The land turtle, the oldest reptile
Among the oldest living reptiles, land turtles number around 75 different species. Moreover, they have changed very little physically since their arrival on earth: they have a rounded shell (which can be twice their weight) and thick legs topped with claws. It is known that some specimens reach venerable ages, around 120 years. Their passivity and slowness unfortunately make them one of the most exploited animals.
A popular NAC
It is possible to have a land turtle at home. Once adult, she can live in a garden (with a shelter to rest) during the beautiful days. On the other hand, the garden must be fenced to avoid running away. In the wild, it is found on all continents (except Australia, Antarctica and arctic areas): it likes to live in forests, steppes and dry savannas. Other species like the tropical and humid forest.
What does a land turtle eat
In a garden, she can be independent, but you still have to think about feeding her and giving her something to drink. For wild species, their diet is very varied. Indeed, unlike the aquatic turtle which can be exclusively carnivorous or omnivorous, land turtles can be carnivorous, while others are omnivorous, herbivorous or frugivorous.
Yes, there are regulations regarding the land turtles that individuals may have in their homes. In question ? Until 1979, it was so easy to have one at home that their numbers in the wild have drastically reduced. Some species have even found themselves endangered. It is for this reason that it is forbidden to acquire the Hermann tortoise, the Greek tortoise and that of Florida.

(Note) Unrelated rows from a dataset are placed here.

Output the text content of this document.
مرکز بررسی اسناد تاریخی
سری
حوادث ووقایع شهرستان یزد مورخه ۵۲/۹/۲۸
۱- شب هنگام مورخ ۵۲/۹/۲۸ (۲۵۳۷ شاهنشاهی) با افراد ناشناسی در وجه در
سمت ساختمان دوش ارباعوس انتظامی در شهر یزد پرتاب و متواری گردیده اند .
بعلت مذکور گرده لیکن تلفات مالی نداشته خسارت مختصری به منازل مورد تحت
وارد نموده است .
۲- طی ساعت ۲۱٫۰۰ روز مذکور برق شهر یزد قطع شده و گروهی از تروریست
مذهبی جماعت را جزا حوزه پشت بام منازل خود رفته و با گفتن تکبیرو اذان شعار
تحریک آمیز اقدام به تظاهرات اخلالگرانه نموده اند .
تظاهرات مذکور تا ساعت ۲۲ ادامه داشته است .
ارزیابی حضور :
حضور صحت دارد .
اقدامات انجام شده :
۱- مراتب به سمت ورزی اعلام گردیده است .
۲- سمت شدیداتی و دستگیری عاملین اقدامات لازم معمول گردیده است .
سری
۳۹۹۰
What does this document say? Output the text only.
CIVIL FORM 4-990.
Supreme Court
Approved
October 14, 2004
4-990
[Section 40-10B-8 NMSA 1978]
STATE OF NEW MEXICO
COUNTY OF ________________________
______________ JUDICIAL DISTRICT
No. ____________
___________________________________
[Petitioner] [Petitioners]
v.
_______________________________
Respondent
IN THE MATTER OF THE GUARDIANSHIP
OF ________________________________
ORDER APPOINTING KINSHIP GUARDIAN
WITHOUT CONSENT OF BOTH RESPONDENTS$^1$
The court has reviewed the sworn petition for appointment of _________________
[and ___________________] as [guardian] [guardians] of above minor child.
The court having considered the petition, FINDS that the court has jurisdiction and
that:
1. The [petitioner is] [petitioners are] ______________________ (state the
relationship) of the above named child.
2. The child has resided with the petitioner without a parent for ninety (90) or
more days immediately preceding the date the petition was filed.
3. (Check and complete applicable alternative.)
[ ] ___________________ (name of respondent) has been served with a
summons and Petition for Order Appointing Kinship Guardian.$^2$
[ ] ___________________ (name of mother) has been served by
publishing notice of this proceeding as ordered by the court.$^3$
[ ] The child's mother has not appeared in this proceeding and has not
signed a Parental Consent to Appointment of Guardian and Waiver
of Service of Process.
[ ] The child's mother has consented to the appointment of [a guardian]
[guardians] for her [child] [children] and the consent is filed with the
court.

Where does the land turtle hide its eggs
Although turtles are slow and rather peaceful animals, matings can sometimes be violent and mates can injure each other. The male turns around the female, can bite her hind legs, comes back in front and turns. In fact, he’s trying to immobilize her so he can get on top of her.
After 4 to 8 weeks depending on the species, the eggs are formed. For the laying, the female then digs a hole of ten centimeters sheltered from the rain (to avoid drowning) but in a sunny place (for the heat) to lay her eggs.
As soon as an egg falls, the turtle places it properly with its hind legs while waiting for the next one. The number of eggs is proportional to the size of the animal. Then, it plugs the hole, smooths the ground and camouflages it to prevent it from being discovered by its predators. Finally, she gives up everything to let nature do things. After two months, the young are born with a bill that presents a protuberance and which allows them to quickly break the shell.